Here is the full speech from Monday where I spoke in the debate in Parliament about the Social Security uprating of around a merely 1.7% for working ages benefits and ill-health and disability support.

This uprating is of course welcome, but it appears to be too little, too late. The brutal cuts imposed by the Government have entrenched, and continue to entrench, poverty across these islands. A 1.7% increase in working-age benefits does not make up for the damage caused by the four-year freeze. If austerity was over, the Government would be making up the shortfall which for some is as much as 17% lower than they would have been.

Poverty is not inevitable. People not having enough money to feed and clothe their children is not something that happens by ​accident. The existence of poverty in a country as rich as ours is a direct consequence of political choices. The decade of austerity was a political choice. Massive long-term cuts to the social security budget were a political choice. The widening of the holes in the social security safety net so that more families and children would fall through was a political choice. The ill-conceived and hopelessly financed introduction of universal credit was a political choice. Making the poorest, weakest and most vulnerable in our society carry the can and bear the brunt of a financial crisis that had nothing to do with them was, of course, a political choice.

There can be no doubt that one of the main drivers of child poverty in these islands has been the Government’s package of welfare reforms, which by any measure has been an abject failure. How else could one describe a package of reforms the result of which is that 65% of all the children who live in poverty come from households in which at least one adult is working?

Some would still have us believe that it will take decades to turn things around and lift children out of poverty, but I do not believe that that is true. There are measures that the UK Government could take right now that would immediately stop children and their families falling into poverty. One of those would be for the Government immediately to stop the roll-out of universal credit, take their time and find the money to fix the major problems in the system, which they are only too well aware of but choose to ignore

There is an inescapable and undeniable link between the paucity of affordable rented property in the private rented sector and the increased risk of people becoming homeless simply because they cannot afford to meet the cost of living in private rented accommodation. There is a chasm of difference between what people are expected to pay and what they can afford to pay.

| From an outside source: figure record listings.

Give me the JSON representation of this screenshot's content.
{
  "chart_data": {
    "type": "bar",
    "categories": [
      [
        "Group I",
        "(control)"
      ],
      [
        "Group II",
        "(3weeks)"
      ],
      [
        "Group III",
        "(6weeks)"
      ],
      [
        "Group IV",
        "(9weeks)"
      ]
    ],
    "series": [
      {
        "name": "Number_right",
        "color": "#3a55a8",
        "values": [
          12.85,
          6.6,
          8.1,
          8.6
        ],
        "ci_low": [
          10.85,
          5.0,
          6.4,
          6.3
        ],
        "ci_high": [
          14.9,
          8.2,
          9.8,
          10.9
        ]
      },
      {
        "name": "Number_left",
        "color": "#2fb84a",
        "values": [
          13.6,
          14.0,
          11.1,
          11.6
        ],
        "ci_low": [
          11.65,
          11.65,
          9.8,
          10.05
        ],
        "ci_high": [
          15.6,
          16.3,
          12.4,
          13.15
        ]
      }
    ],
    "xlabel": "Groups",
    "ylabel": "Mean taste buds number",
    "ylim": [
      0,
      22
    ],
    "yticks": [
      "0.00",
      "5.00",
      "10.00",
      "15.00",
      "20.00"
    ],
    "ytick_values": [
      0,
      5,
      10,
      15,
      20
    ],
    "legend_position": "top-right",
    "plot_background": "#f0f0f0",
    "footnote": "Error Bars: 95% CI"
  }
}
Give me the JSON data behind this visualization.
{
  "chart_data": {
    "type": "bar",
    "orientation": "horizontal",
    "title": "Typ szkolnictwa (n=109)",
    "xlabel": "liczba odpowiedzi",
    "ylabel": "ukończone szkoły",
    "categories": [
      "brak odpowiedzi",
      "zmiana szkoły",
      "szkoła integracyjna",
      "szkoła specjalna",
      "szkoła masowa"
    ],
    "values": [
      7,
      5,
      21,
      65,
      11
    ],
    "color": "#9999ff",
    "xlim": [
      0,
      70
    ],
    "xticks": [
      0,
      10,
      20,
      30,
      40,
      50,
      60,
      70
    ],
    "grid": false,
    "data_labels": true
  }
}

Let us be absolutely clear: this housing crisis—particularly in England—and the rising levels of homelessness and rough sleeping did not happen by accident.

There has not been some unforeseen set of circumstances that has led to the number of households living in temporary accommodation in England rising by 60% between 2012 and 2018. No unexpected or unforeseen quirk has led to the number of rough sleepers in England nearly doubling over the past five years.

This housing crisis was all too predictable, because just about every stakeholder warned the Government right from the start about the inevitable consequences of pursuing their austerity agenda. When they froze local housing allowance and failed to meet their targets for building social housing, what did they expect to happen other than a rise in homelessness and the number of people sleeping rough on our streets? That is exactly what has happened, so let us call this what it is: a crisis entirely of the Government’s own making.